Appréhender la fonction de réaction des banques centrales

Il est important de connaître les indicateurs sur lesquels les banques centrales se fondent pour comprendre les décisions de politique monétaire, estime William de Viljder, chef économiste chez BNP Paribas.
William de Vijlder
William de Viljder, chef économiste chez BNP Paribas  -  (DR)

La complexité de la conduite de la politique monétaire réside dans le fait qu’elle influence la demande, l’activité et donc l’inflation avec des retards variables et parfois longs. Cela complique l’analyse des «central bank watchers». Les données économiques et financières récentes sont des éléments importants, mais très partiels qui doivent être complétés par une analyse prospective, fondée sur des hypothèses portant sur la réactivité de l’économie aux impulsions monétaires.

Pour les investisseurs, appréhender la politique monétaire sur la base de règles quantitatives comme la règle de Taylor - selon laquelle on analyse l’écart d’inflation avec son objectif et celui du chômage avec la valeur d’équilibre afin de déterminer le taux d’intérêt «optimal» de la banque centrale - n’a pas de sens, car les effets retardés des resserrements antérieurs ne sont pas pris en compte.

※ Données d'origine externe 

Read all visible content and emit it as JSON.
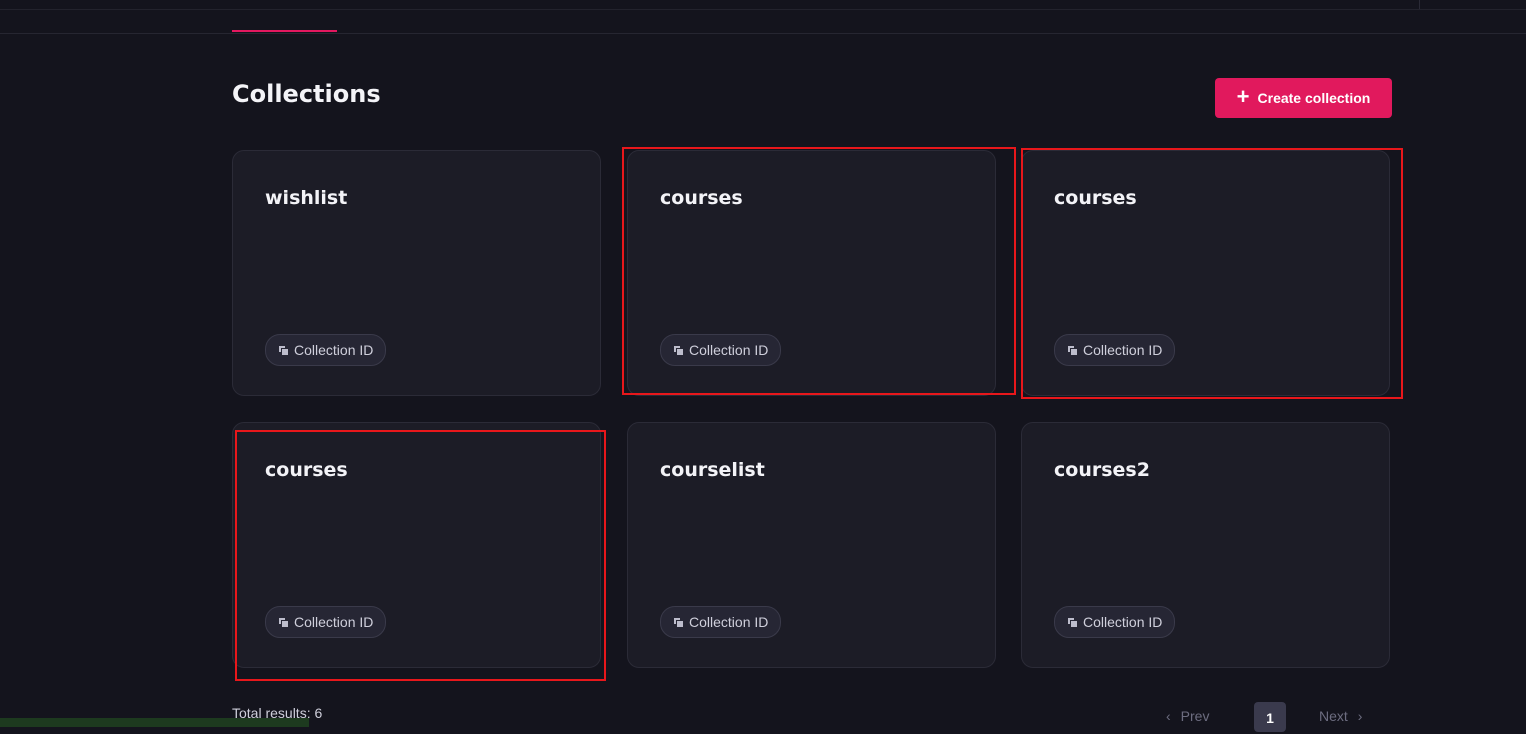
{
  "page": {
    "title": "Collections",
    "create_button_label": "Create collection",
    "total_results": "Total results: 6"
  },
  "collections": [
    {
      "name": "wishlist",
      "id_label": "Collection ID",
      "highlighted": false
    },
    {
      "name": "courses",
      "id_label": "Collection ID",
      "highlighted": true
    },
    {
      "name": "courses",
      "id_label": "Collection ID",
      "highlighted": true
    },
    {
      "name": "courses",
      "id_label": "Collection ID",
      "highlighted": true
    },
    {
      "name": "courselist",
      "id_label": "Collection ID",
      "highlighted": false
    },
    {
      "name": "courses2",
      "id_label": "Collection ID",
      "highlighted": false
    }
  ],
  "pagination": {
    "prev_label": "Prev",
    "current_page": "1",
    "next_label": "Next"
  },
  "colors": {
    "background": "#14141d",
    "card": "#1c1c26",
    "accent": "#e1195d",
    "highlight": "#e8171b"
  }
}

Dans ce contexte (les décisions monétaires sont très qualitatives au lieu d’être gouvernées par des règles), comprendre la fonction de réaction des banques centrales devient primordiale. Trois phases sont à distinguer : (i) quelles sont les variables prises en compte dans les délibérations de la banque centrale ? (ii) comment celle-ci réagit-elle à de nouvelles informations ? (iii) quelle sera l’évolution des données décisives pour la banque centrale ?

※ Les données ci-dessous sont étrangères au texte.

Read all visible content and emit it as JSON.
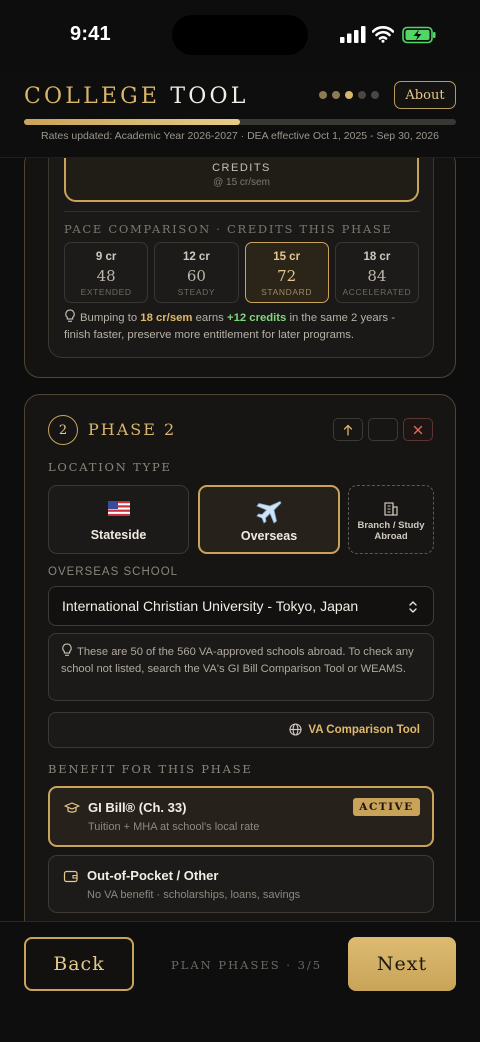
{
  "status_bar": {
    "time": "9:41"
  },
  "header": {
    "brand_first": "COLLEGE",
    "brand_second": "TOOL",
    "about_label": "About",
    "step_dots": 5,
    "current_step": 3,
    "progress_fraction": 0.5,
    "rates_note": "Rates updated: Academic Year 2026-2027 · DEA effective Oct 1, 2025 - Sep 30, 2026"
  },
  "phase1": {
    "credits_label": "CREDITS",
    "credits_sub": "@ 15 cr/sem",
    "pace_title": "PACE COMPARISON · CREDITS THIS PHASE",
    "pace_options": [
      {
        "credits": "9 cr",
        "total": "48",
        "label": "EXTENDED"
      },
      {
        "credits": "12 cr",
        "total": "60",
        "label": "STEADY"
      },
      {
        "credits": "15 cr",
        "total": "72",
        "label": "STANDARD",
        "selected": true
      },
      {
        "credits": "18 cr",
        "total": "84",
        "label": "ACCELERATED"
      }
    ],
    "tip": {
      "prefix": "Bumping to ",
      "highlight": "18 cr/sem",
      "mid": " earns ",
      "gain": "+12 credits",
      "suffix": " in the same 2 years - finish faster, preserve more entitlement for later programs."
    }
  },
  "phase2": {
    "number": "2",
    "title": "PHASE 2",
    "location_label": "LOCATION TYPE",
    "locations": [
      {
        "label": "Stateside",
        "icon": "us-flag-icon"
      },
      {
        "label": "Overseas",
        "icon": "airplane-icon",
        "selected": true
      },
      {
        "label": "Branch / Study Abroad",
        "icon": "building-icon"
      }
    ],
    "school_label": "OVERSEAS SCHOOL",
    "school_value": "International Christian University - Tokyo, Japan",
    "note": "These are 50 of the 560 VA-approved schools abroad. To check any school not listed, search the VA's GI Bill Comparison Tool or WEAMS.",
    "va_tool_label": "VA Comparison Tool",
    "benefit_label": "BENEFIT FOR THIS PHASE",
    "benefits": [
      {
        "title": "GI Bill® (Ch. 33)",
        "subtitle": "Tuition + MHA at school's local rate",
        "badge": "ACTIVE",
        "icon": "graduation-cap-icon"
      },
      {
        "title": "Out-of-Pocket / Other",
        "subtitle": "No VA benefit · scholarships, loans, savings",
        "icon": "wallet-icon"
      }
    ]
  },
  "footer": {
    "back_label": "Back",
    "step_label": "PLAN PHASES · 3/5",
    "next_label": "Next"
  },
  "colors": {
    "accent": "#c9a35a",
    "background": "#0d0d0e",
    "success": "#7dd77c",
    "danger": "#e06b5e"
  }
}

Concernant la première étape, les communications récentes de Jerome Powell et de Christine Lagarde permettent d’y voir plus clair. D’après le premier, la Réserve fédérale se focalise sur quatre facteurs : le relèvement cumulé des taux officiels, les retards dans la transmission de la politique monétaire, les développements économiques et financiers et les données économiques récentes. La BCE, quant à elle, s’intéresse surtout aux nouvelles données économiques et financières, à la dynamique de l’inflation sous-jacente et à la vigueur de la transmission monétaire. On constate, sans surprise, qu’il y a peu de différence entre ces deux listes de priorités, l’économie américaine et celle de la zone euro fonctionnant plus ou moins de la même façon.

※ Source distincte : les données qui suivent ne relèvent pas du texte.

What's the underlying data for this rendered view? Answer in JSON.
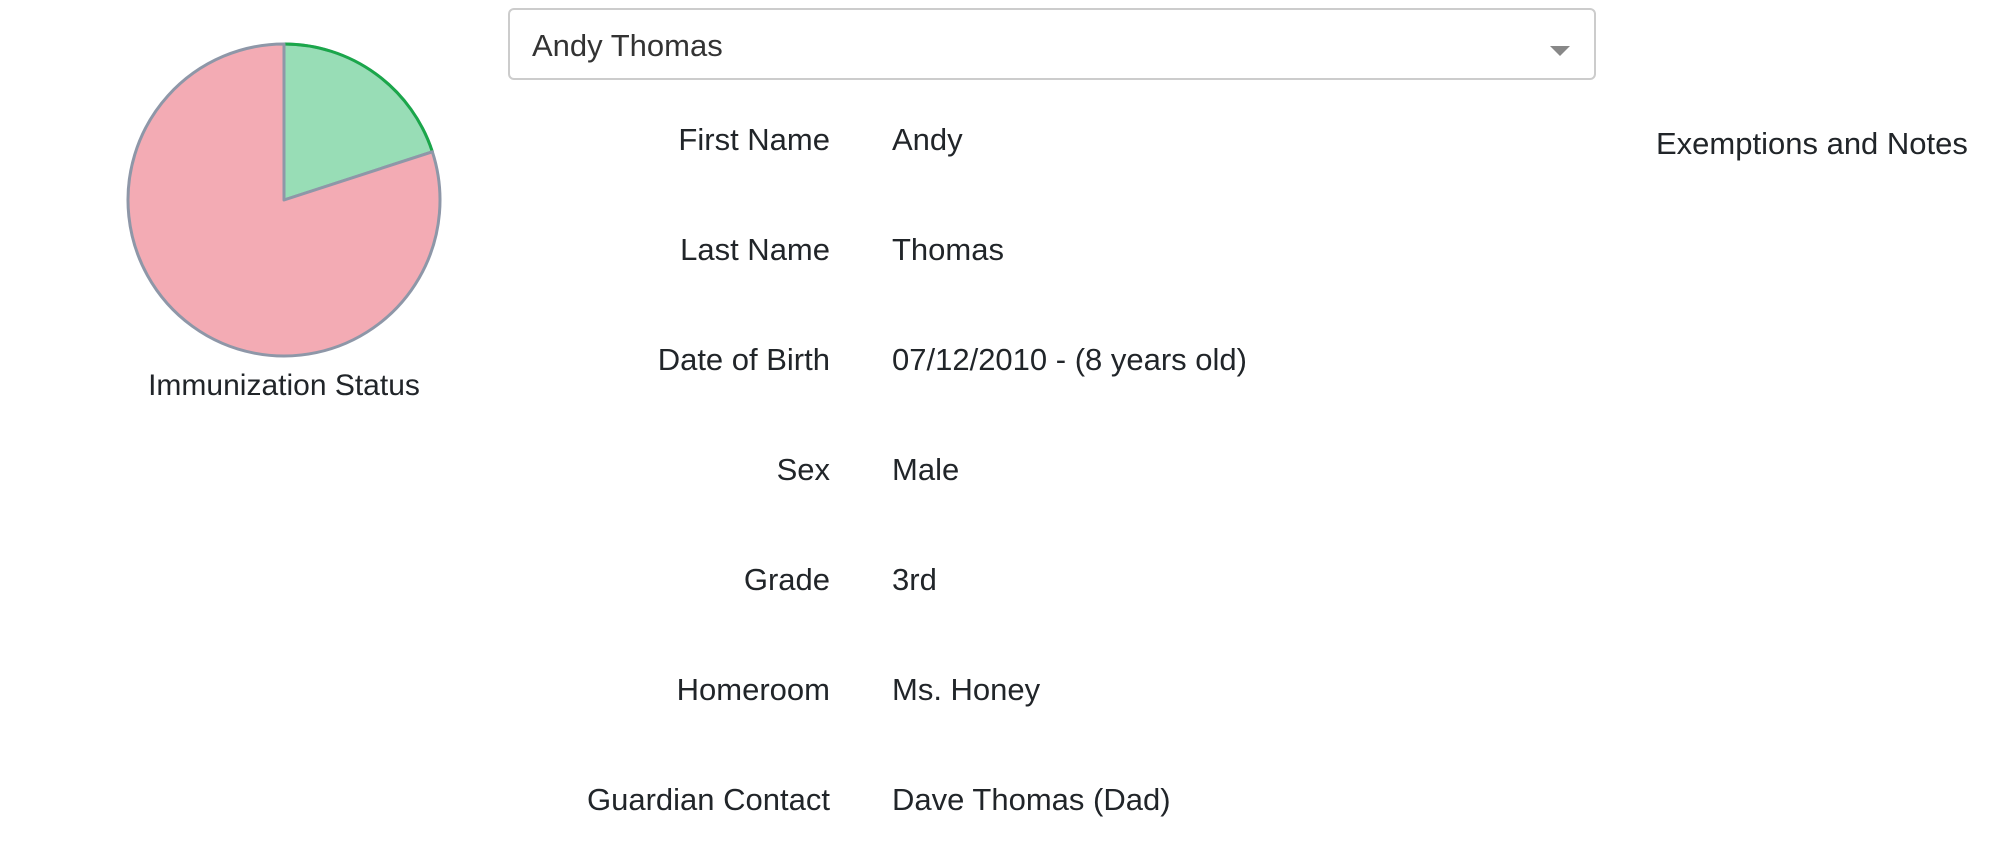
{
  "immunization_chart": {
    "caption": "Immunization Status",
    "colors": {
      "complete": "#98ddb6",
      "complete_outline": "#1aa74a",
      "incomplete": "#f3abb4",
      "outline": "#8e97a8"
    }
  },
  "chart_data": {
    "type": "pie",
    "title": "Immunization Status",
    "slices": [
      {
        "value": 0.2,
        "color": "#98ddb6"
      },
      {
        "value": 0.8,
        "color": "#f3abb4"
      }
    ]
  },
  "student_select": {
    "selected": "Andy Thomas",
    "icon": "chevron-down-icon"
  },
  "student": {
    "fields": [
      {
        "label": "First Name",
        "value": "Andy"
      },
      {
        "label": "Last Name",
        "value": "Thomas"
      },
      {
        "label": "Date of Birth",
        "value": "07/12/2010 - (8 years old)"
      },
      {
        "label": "Sex",
        "value": "Male"
      },
      {
        "label": "Grade",
        "value": "3rd"
      },
      {
        "label": "Homeroom",
        "value": "Ms. Honey"
      },
      {
        "label": "Guardian Contact",
        "value": "Dave Thomas (Dad)"
      }
    ]
  },
  "exemptions": {
    "title": "Exemptions and Notes"
  }
}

En revanche, on note une divergence assez nette sur l’attention portée à la fonction de réaction de l’institution face à de nouvelles informations. Dans sa récente conférence de presse, Jerome Powell a estimé que la politique monétaire était peut-être déjà suffisamment restrictive. Christine Lagarde, quant à elle, après la traditionnelle réunion du Conseil des gouverneurs, a insisté sur le fait qu’il serait prématuré de faire une pause dans le cycle de resserrement et qu’il y avait encore du chemin à parcourir avant d’avoir une orientation monétaire permettant d’atteindre l’objectif d’inflation. Cette divergence en termes de messages, malgré des fonctions de réaction très similaires, illustre le fait que le cycle de resserrement de la Réserve fédérale est déjà plus avancé, le taux des fonds fédéraux dépassant notamment largement celui de facilité des dépôts de la BCE.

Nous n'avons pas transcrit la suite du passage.